In a Fortune Magazine article by Betsy Morris about "Dyslexia," we read about four dead-end kids:

One was spanked by his teachers for bad grades and a poor attitude. He dropped out of school at 16. Another failed remedial English and came perilously close to flunking out of college. The third feared he'd never make it through school--and might not have without a tutor. The last finally learned to read in third grade, devouring Marvel comics...These four losers are respectively, Richard Branson, Charles Schwab, John Chambers, and David Boles. They were all dyslexic.

It has been found that spanking is less "efektiv" than time out or removal of privileges.

Gary Direnfeld, a child behavior "meyvin" and social worker, wrote, "Frustrated parents of young ("yung") children are yelling and spanking because they do not know other ("anderer") ways to get their children to mind their words Research shows, however, that yelling and spanking often creates new problems. Children who are continually shouted at or spanked tend to be more aggressive in the playground, have less developed problem-solving skills and lower self-esteem.

A bill to outlaw the spanking of small children in California was recently abandoned after its author, Assemblywoman Sally J. Lieber, conceded that it had little chance of passing. Many lawmakers felt that such a law would be intrusive and unenforceable. Gov. Arnold Schwarzenegger had not taken a position on the bill but said that he and his wife, Maria Shriver, did not spank their four children.

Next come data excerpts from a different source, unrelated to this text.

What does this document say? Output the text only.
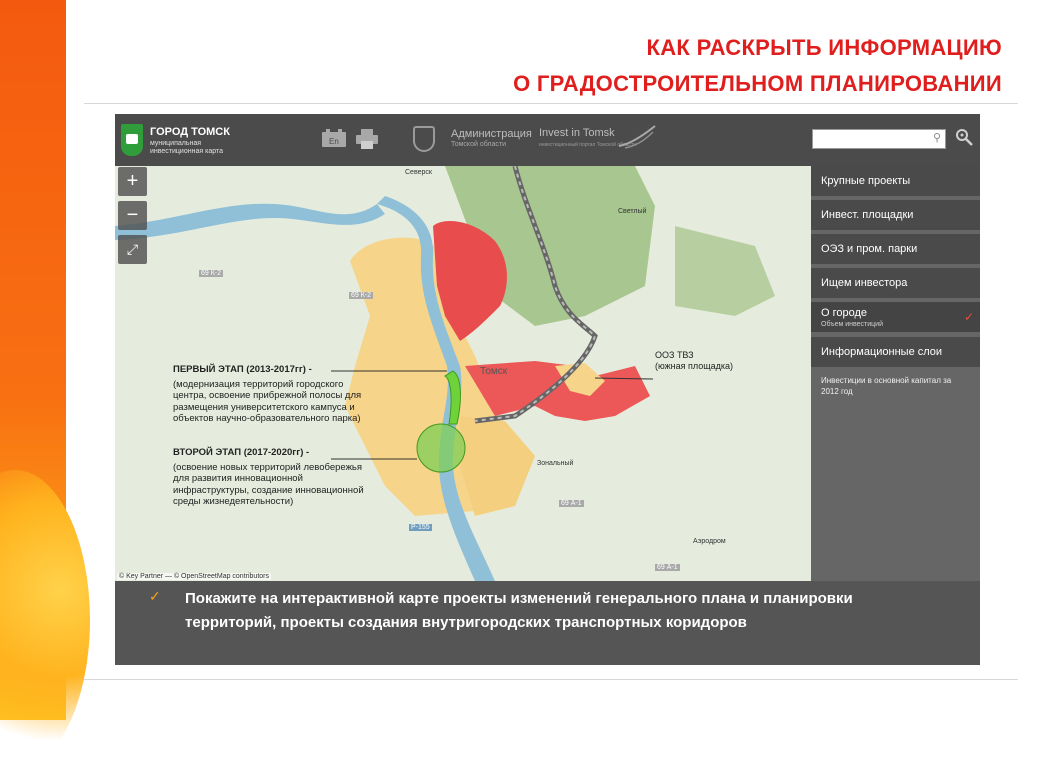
КАК РАСКРЫТЬ ИНФОРМАЦИЮ
О ГРАДОСТРОИТЕЛЬНОМ ПЛАНИРОВАНИИ
ГОРОД ТОМСК
муниципальная инвестиционная карта
En
Администрация
Томской области
Invest in Tomsk
инвестиционный портал Томской области
⚲
+
−
⤢
Северск
Светлый
Томск
Зональный
Аэродром
69 К-2
Р-155
69 А-1
69 К-2
69 А-1
ПЕРВЫЙ ЭТАП (2013-2017гг) -
(модернизация территорий городского
центра, освоение прибрежной полосы для
размещения университетского кампуса и
объектов научно-образовательного парка)
ВТОРОЙ ЭТАП (2017-2020гг) -
(освоение новых территорий левобережья
для развития инновационной
инфраструктуры, создание инновационной
среды жизнедеятельности)
ООЗ ТВЗ
(южная площадка)
© Key Partner — © OpenStreetMap contributors
Крупные проекты
Инвест. площадки
ОЭЗ и пром. парки
Ищем инвестора
О городе
Объем инвестиций
✓
Информационные слои
Инвестиции в основной капитал за 2012 год
✓ Покажите на интерактивной карте проекты изменений генерального плана и планировки территорий, проекты создания внутригородских транспортных коридоров
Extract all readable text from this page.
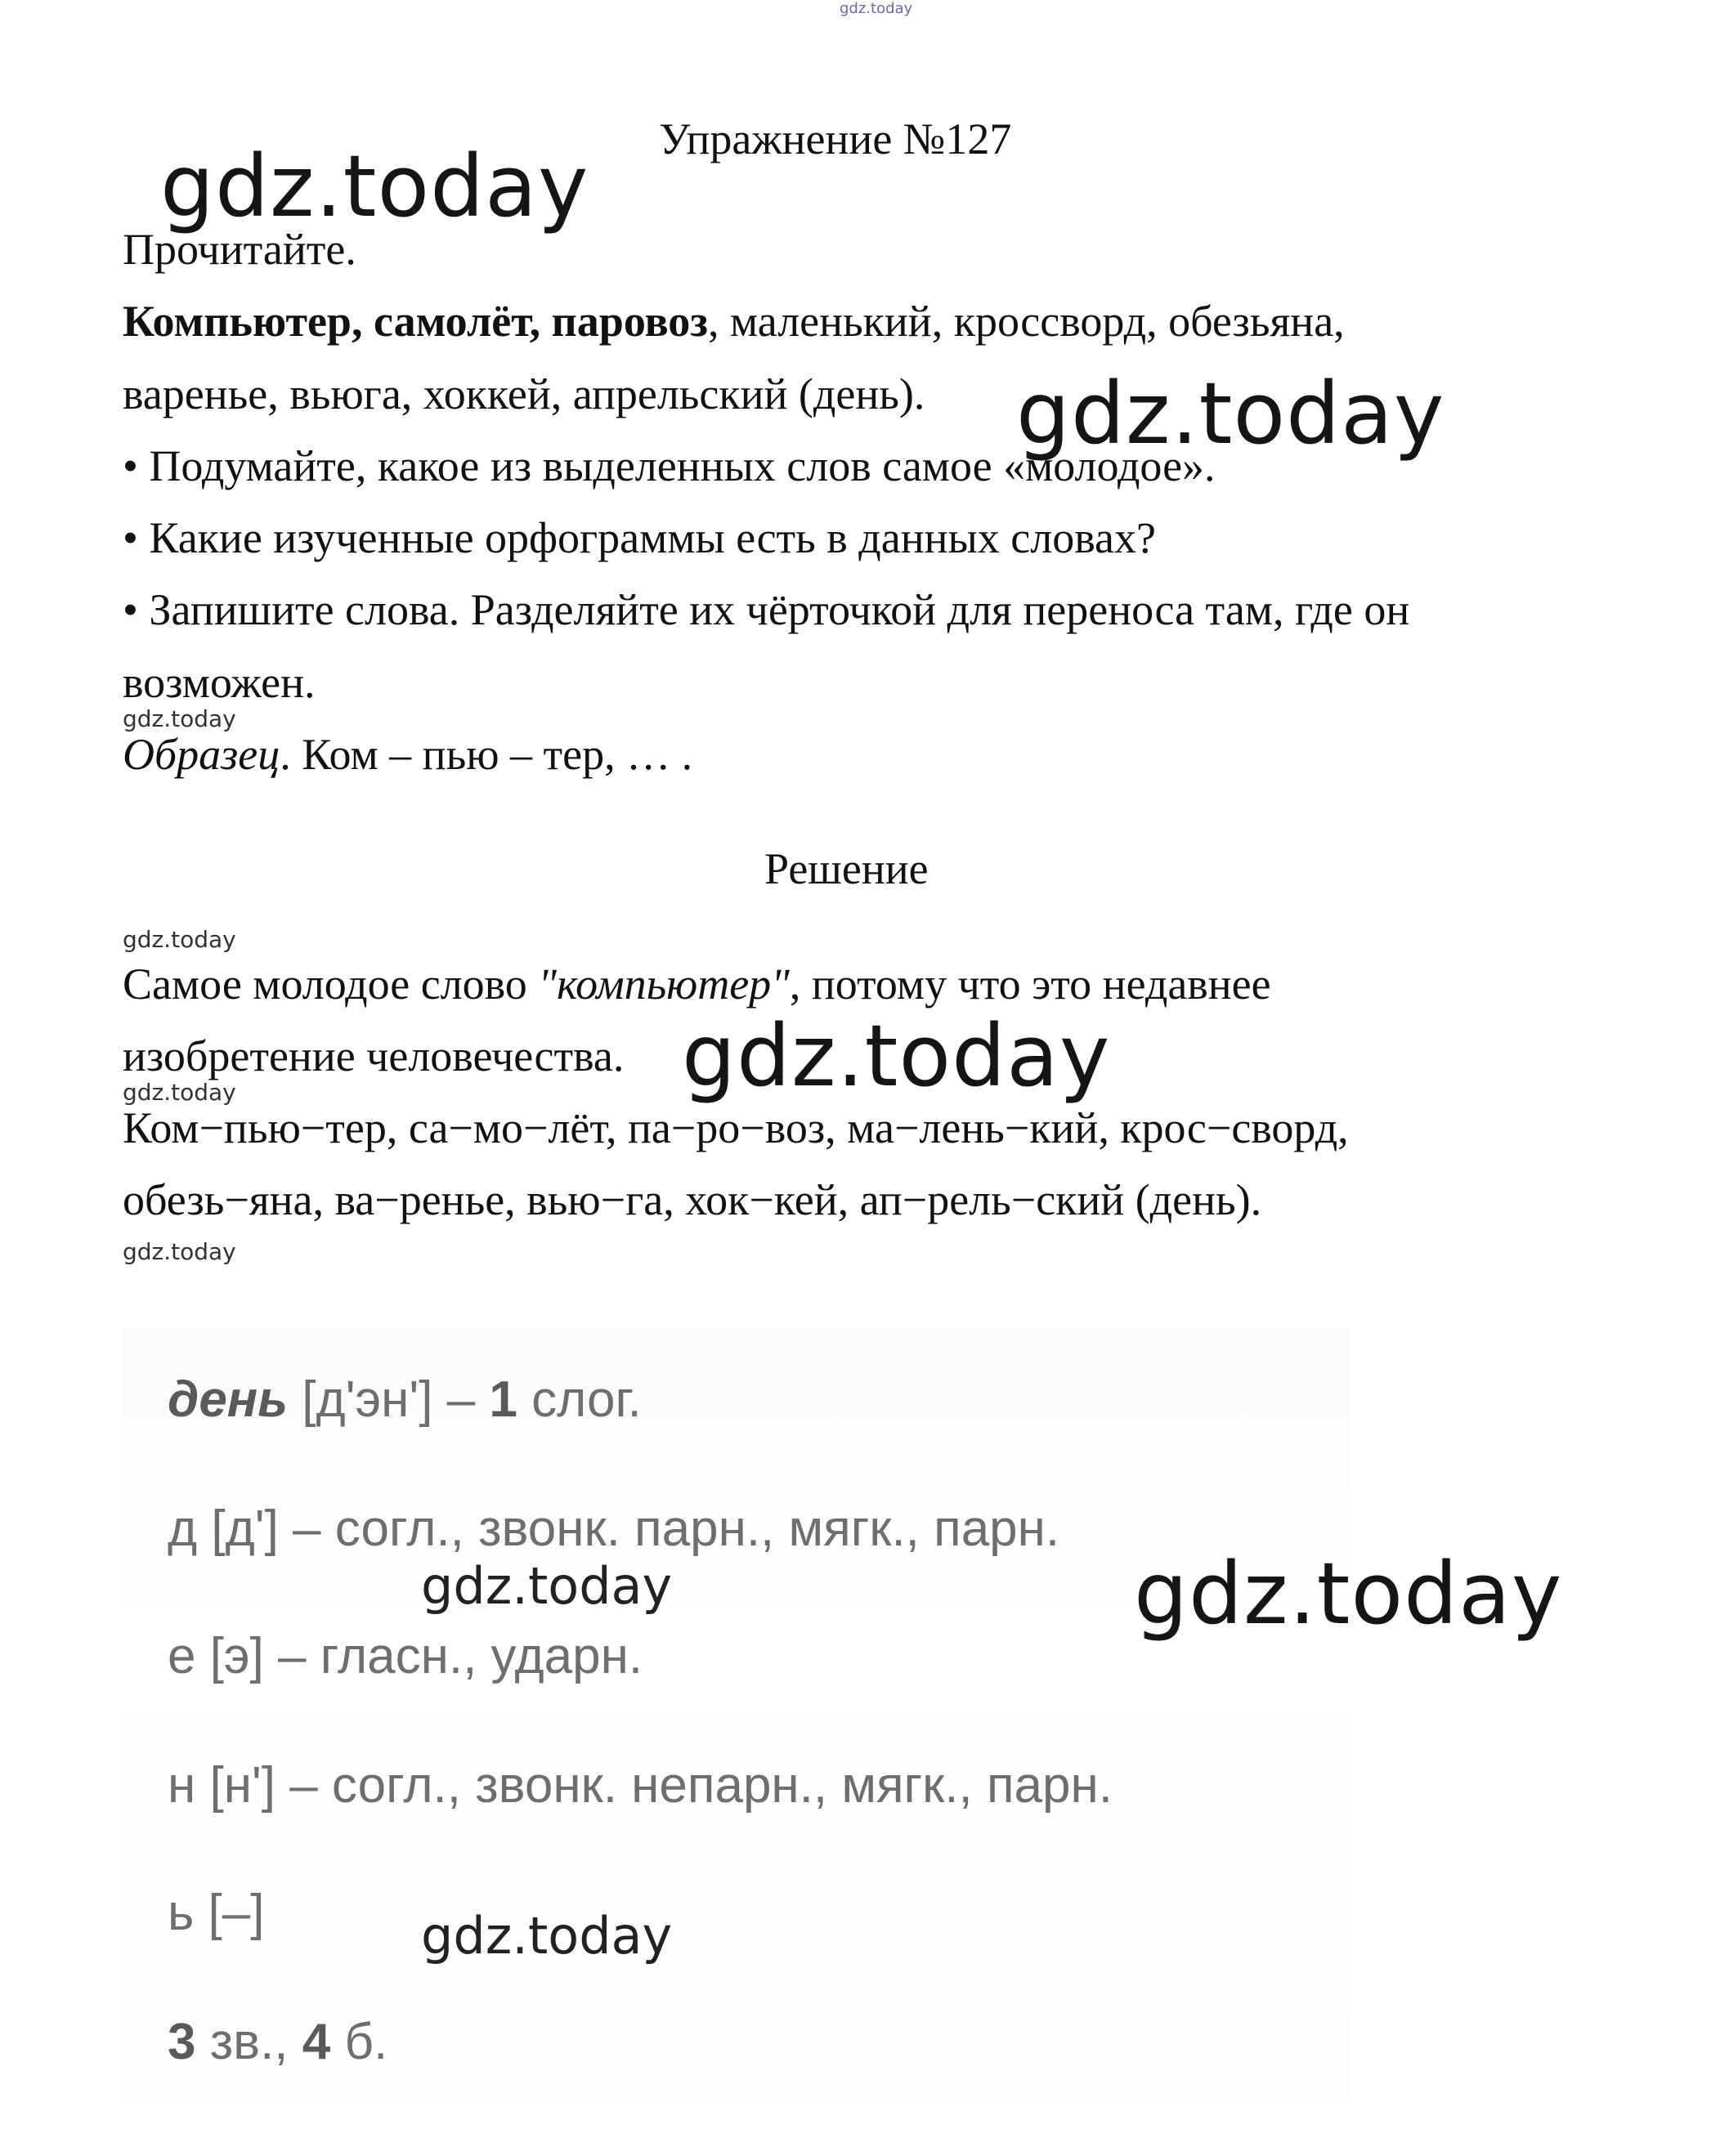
gdz.today
Упражнение №127
gdz.today
Прочитайте.
Компьютер, самолёт, паровоз, маленький, кроссворд, обезьяна,
варенье, вьюга, хоккей, апрельский (день). gdz.today
• Подумайте, какое из выделенных слов самое «молодое».
• Какие изученные орфограммы есть в данных словах?
• Запишите слова. Разделяйте их чёрточкой для переноса там, где он
возможен.
gdz.today
Образец. Ком – пью – тер, … .
Решение
gdz.today
Самое молодое слово "компьютер", потому что это недавнее
изобретение человечества. gdz.today
gdz.today
Ком−пью−тер, са−мо−лёт, па−ро−воз, ма−лень−кий, крос−сворд,
обезь−яна, ва−ренье, вью−га, хок−кей, ап−рель−ский (день).
gdz.today
день [д'эн'] – 1 слог.
д [д'] – согл., звонк. парн., мягк., парн.
gdz.today	gdz.today
е [э] – гласн., ударн.
н [н'] – согл., звонк. непарн., мягк., парн.
ь [–]	gdz.today
3 зв., 4 б.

What are the different forms of spanking?

Michael Wex ("Born to Kvetch") discusses the vocabulary of traditional punishments meted out to schoolchildren. The "knip" is a "pinch"; the "shel" is a "flick"; the "patzh" is a "slap"; the "zets" is a "hard slap"; and the "flem" is a "resounding smack." A "Khmalye" is an "all-out murder-one wallop."

Wex writes,

A "zets" is an honest, straightforward, Gary Cooper kind of whack

A "klap" jumps out from the side, or even sneaks up from behind the head so that the victim ("der korbn") doesn't see it coming

A "patsh" was more a means of focusing attention than an attempt to inflict real harm. Think of it as organic Ritalin.

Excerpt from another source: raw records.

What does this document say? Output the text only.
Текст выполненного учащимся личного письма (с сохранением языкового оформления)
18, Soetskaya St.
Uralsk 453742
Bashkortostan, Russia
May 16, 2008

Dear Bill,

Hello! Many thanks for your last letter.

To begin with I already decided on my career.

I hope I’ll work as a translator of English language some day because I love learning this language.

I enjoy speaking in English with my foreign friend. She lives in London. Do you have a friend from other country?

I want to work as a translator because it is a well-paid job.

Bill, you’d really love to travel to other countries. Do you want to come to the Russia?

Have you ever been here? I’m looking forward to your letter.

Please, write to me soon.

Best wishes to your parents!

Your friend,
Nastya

"A "frask" is a powerful smack, still open-handed, the melamed's answer to the karate chop

If you've seen the Three Stooges, you've seen many a "shalsheles"

And in all of the above cases, "Altsding lozt zich ois mit a gevain"--Everything ends in weeping.

Caren Appel-Slingbaum ("The Tradition of Slapping Our Daughters") remembers that the first time she got her period, her mother slapped her across the face. It was more of a firm tap. She asked her mother what was going on, and was told that it was an old Jewish custom. (Perhaps its original purpose was to "slap sense" into a newly fertile girl, warning her not to disgrace the family by becoming pregnant out of wedlock.) A second explanation: Possibly it was to "awaken" her out of her childhood slumber and into her role as a Jewish woman.

______
Marjorie adheres to the Yiddish expression, "Strashe nit a kind; oder bashtroft im oder fargeb im." (Don't threaten a child; either punish him or forgive him.)